Presenting the Millésimé 2018 together with Grand Siècle was illustrative of the different aims of the wines. Vigneron, of course, referenced founder Bernard de Nonancourt’s pioneering vision and idea behind Grand Siècle, which consisted in “creating the perfect year” by “assembling three vintages of great character to be even better than these vintages on their own,” Vigneron said.
“Vivacity, freshness and something that will allow the wines to mature for a long time,” are the attributes Vigneron looks for when choosing the wines – this goes in hand with the pure and sleek house-style that is based on stainless steel only. The wines never see any oak.
“Aromatic precision always is most important and the “complémentarité” between the different years we look for is to have a wine that still has primary aromas, supplemented by secondary aromas [of autolysis] and the possibility of long ageing,” Vigneron said. “We always look for that Grand Siècle identity.”
This 27th iteration of Grand Siècle is thus created from 65% of the 2015 vintage, 25% of the 2013 vintage and 10% of the 2012 vintage – lovers of Champagne will know that these are indeed contrasting years: the ripe, hot 2015 that brought heatwaves and storms but could be harvested in good conditions, the tauter and later-ripening 2013, the only vintage this century with an October harvest and the dramatic 2012 which threw so much at the vignerons with frost damage but turned into lovely elegance in the end. For Vigneron, the addition of 2013 and 2012 “calms the generosity, the structure of 2015 down a little. 2013 brings vivacity while 2012 brings something elegant.”
The idea, very simply, is to create something that is more than the sum of its parts, always with these primary and secondary aromas at play. Knowing the sites and knowing the reserve wines was key to being able to “assemble a wine that is the most precise.” Vigneron noted “where with our vintages we look for difference, with Grand Siècle we look for continuity.”
The contrast between the 2018 vintage and the latest iteration of Grand Siècle was beautifully evident. Two very different wines, made with two different ideas and with Grand Siècle indeed far more than the sum of its parts, elegant, dew-fresh and scented, as always. Chapeau!
Laurent-Perrier Brut Millésimé 2018

52% Chardonnay from Le Mesnil-sur-Oger, Avize, Cramant and Chouilly , 48% of Pinot Noir from Verzy, Louvois, Aÿ, Tours-sur-Marne and Ambonnay. Disgorged in July 2025 with 8 g/l of dosage.

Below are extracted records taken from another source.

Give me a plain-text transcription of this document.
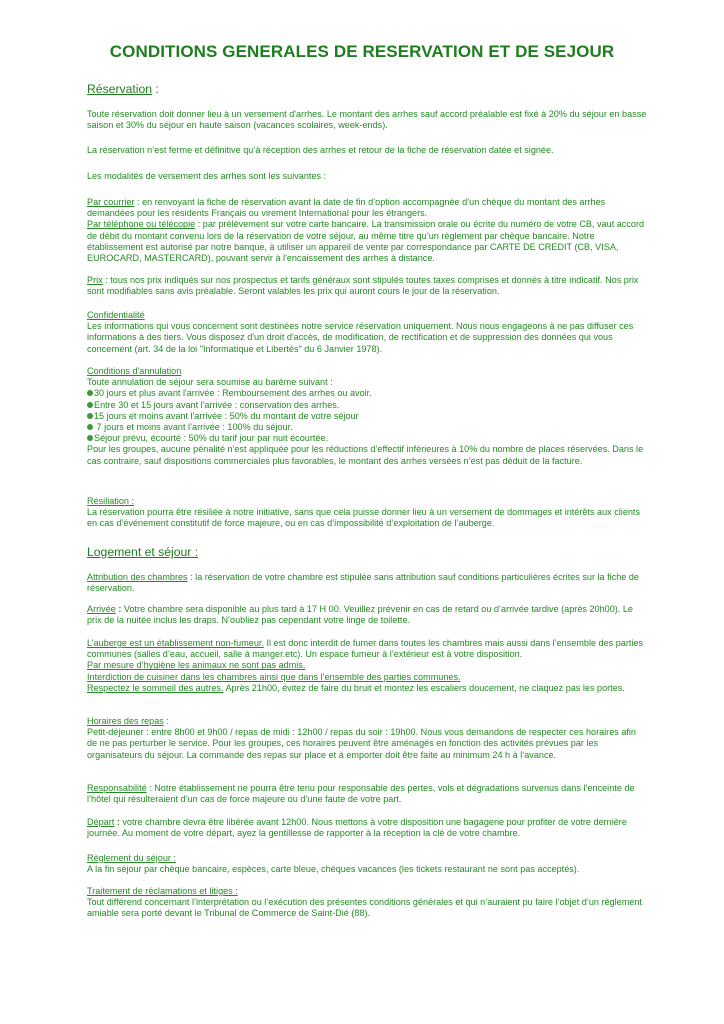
CONDITIONS GENERALES DE RESERVATION ET DE SEJOUR
Réservation :

Toute réservation doit donner lieu à un versement d'arrhes. Le montant des arrhes sauf accord préalable est fixé à 20% du séjour en basse saison et 30% du séjour en haute saison (vacances scolaires, week-ends).

La réservation n’est ferme et définitive qu’à réception des arrhes et retour de la fiche de réservation datée et signée.

Les modalités de versement des arrhes sont les suivantes :

Par courrier : en renvoyant la fiche de réservation avant la date de fin d’option accompagnée d’un chèque du montant des arrhes demandées pour les résidents Français ou virement International pour les étrangers.

Par téléphone ou télécopie : par prélèvement sur votre carte bancaire. La transmission orale ou écrite du numéro de votre CB, vaut accord de débit du montant convenu lors de la réservation de votre séjour, au même titre qu’un règlement par chèque bancaire. Notre établissement est autorisé par notre banque, à utiliser un appareil de vente par correspondance par CARTE DE CREDIT (CB, VISA, EUROCARD, MASTERCARD), pouvant servir à l'encaissement des arrhes à distance.

Prix : tous nos prix indiqués sur nos prospectus et tarifs généraux sont stipulés toutes taxes comprises et donnés à titre indicatif. Nos prix sont modifiables sans avis préalable. Seront valables les prix qui auront cours le jour de la réservation.

Confidentialité

Les informations qui vous concernent sont destinées notre service réservation uniquement. Nous nous engageons à ne pas diffuser ces informations à des tiers. Vous disposez d'un droit d'accès, de modification, de rectification et de suppression des données qui vous concernent (art. 34 de la loi "Informatique et Libertés" du 6 Janvier 1978).

Conditions d'annulation

Toute annulation de séjour sera soumise au barème suivant :

30 jours et plus avant l'arrivée : Remboursement des arrhes ou avoir.

Entre 30 et 15 jours avant l'arrivée : conservation des arrhes.

15 jours et moins avant l'arrivée : 50% du montant de votre séjour

7 jours et moins avant l’arrivée : 100% du séjour.

Séjour prévu, écourté : 50% du tarif jour par nuit écourtée.

Pour les groupes, aucune pénalité n'est appliquée pour les réductions d’effectif inférieures à 10% du nombre de places réservées. Dans le cas contraire, sauf dispositions commerciales plus favorables, le montant des arrhes versées n’est pas déduit de la facture.

Résiliation :

La réservation pourra être résiliée à notre initiative, sans que cela puisse donner lieu à un versement de dommages et intérêts aux clients en cas d’événement constitutif de force majeure, ou en cas d’impossibilité d’exploitation de l’auberge.

Logement et séjour :

Attribution des chambres : la réservation de votre chambre est stipulée sans attribution sauf conditions particulières écrites sur la fiche de réservation.

Arrivée : Votre chambre sera disponible au plus tard à 17 H 00. Veuillez prévenir en cas de retard ou d’arrivée tardive (après 20h00). Le prix de la nuitée inclus les draps. N’oubliez pas cependant votre linge de toilette.

L’auberge est un établissement non-fumeur. Il est donc interdit de fumer dans toutes les chambres mais aussi dans l’ensemble des parties communes (salles d’eau, accueil, salle à manger.etc). Un espace fumeur à l’extérieur est à votre disposition.

Par mesure d’hygiène les animaux ne sont pas admis.

Interdiction de cuisiner dans les chambres ainsi que dans l’ensemble des parties communes.

Respectez le sommeil des autres. Après 21h00, évitez de faire du bruit et montez les escaliers doucement, ne claquez pas les portes.

Horaires des repas :

Petit-déjeuner : entre 8h00 et 9h00 / repas de midi : 12h00 / repas du soir : 19h00. Nous vous demandons de respecter ces horaires afin de ne pas perturber le service. Pour les groupes, ces horaires peuvent être aménagés en fonction des activités prévues par les organisateurs du séjour. La commande des repas sur place et à emporter doit être faite au minimum 24 h à l’avance.

Responsabilité : Notre établissement ne pourra être tenu pour responsable des pertes, vols et dégradations survenus dans l’enceinte de l’hôtel qui résulteraient d’un cas de force majeure ou d’une faute de votre part.

Départ : votre chambre devra être libérée avant 12h00. Nous mettons à votre disposition une bagagerie pour profiter de votre dernière journée. Au moment de votre départ, ayez la gentillesse de rapporter à la réception la clé de votre chambre.

Règlement du séjour :

A la fin séjour par chèque bancaire, espèces, carte bleue, chèques vacances (les tickets restaurant ne sont pas acceptés).

Traitement de réclamations et litiges :

Tout différend concernant l’interprétation ou l’exécution des présentes conditions générales et qui n’auraient pu faire l’objet d’un règlement amiable sera porté devant le Tribunal de Commerce de Saint-Dié (88).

A sense of freshly baked Genoese sponge and Savoiardi biscuits on the nose gently opens into touches of Mirabelle plum and the ripe zest of Amalfi lemon. The palate is pliable, flowing, juicy even, but absolutely bounded by freshness. The svelte Laurent-Perrier body is here, but comes with real, animating juiciness. A lovely juxtaposition that tapers into a mouthwatering finish with overtones of juicy tangerine and more of that ripe lemon
Laurent-Perrier Grand Siècle No. 27

The composition is from grands crus only, eight in this iteration: 60% of Chardonnay from Le Mesnil-sur-Oger, Oger, Avize and Cramant and 40% Pinot Noir from Tours-sur-Marne, Ambonnay, Bouzy and Verzy. Disgorged after a decade on lees in May 2025 with a dosage of 7 g/l.
The nose is all patisserie, fresh, airy sponge layered with cream and supple apricot, tenderly accented by lemon. All is subtle, tender, scented. A little more air and time adds a real sense of white summer blossom. Fine, lively mousse bubbles up with a lovely eagerness, with esprit and grace, with a joyous presence. The mid-palate holds salty chalk tautness but also a most tender vibe that straddles roasted hazelnut and caramel flavours, gently hinting at 2015 ripeness, but edged with lemon. Bright lemon, chalky substance and saltiness just last on the palate. Indeed, subtlety, precision, substance and freshness define the wine.